From efcb605fe581afb07b70d599f5e05137c9746801 Mon Sep 17 00:00:00 2001
From: Andreas Terzis <aterzis@google.com>
Date: Wed, 28 Oct 2020 14:57:49 -0700
Subject: [PATCH 5/5] Fix linter errors.

---
 objax/nn/layers.py | 3 +--
 1 file changed, 1 insertion(+), 2 deletions(-)

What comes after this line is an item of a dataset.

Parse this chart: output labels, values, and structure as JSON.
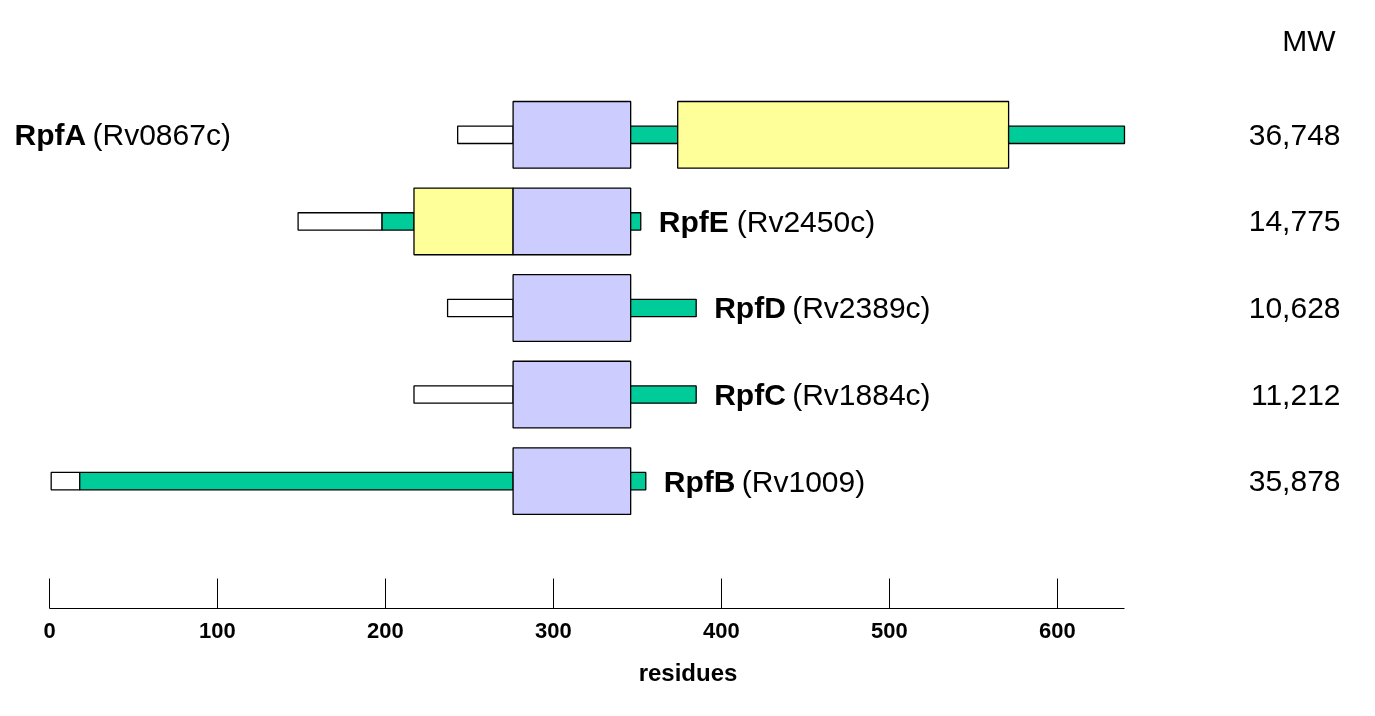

diff --git a/objax/nn/layers.py b/objax/nn/layers.py
index 1aa43f4..e6e6df3 100644
--- a/objax/nn/layers.py
+++ b/objax/nn/layers.py
@@ -365,8 +365,7 @@ def __init__(self,
 
         self.output_layer = Linear(self.nstate, self.num_outputs, w_init=w_init)
 
-    def __call__(self, inputs: JaxArray,
-                 initial_state: JaxArray = None,
+    def __call__(self, inputs: JaxArray, initial_state: JaxArray = None,
                  only_return_final: bool = False) -> Tuple[JaxArray, JaxArray]:
         """Forward pass through RNN.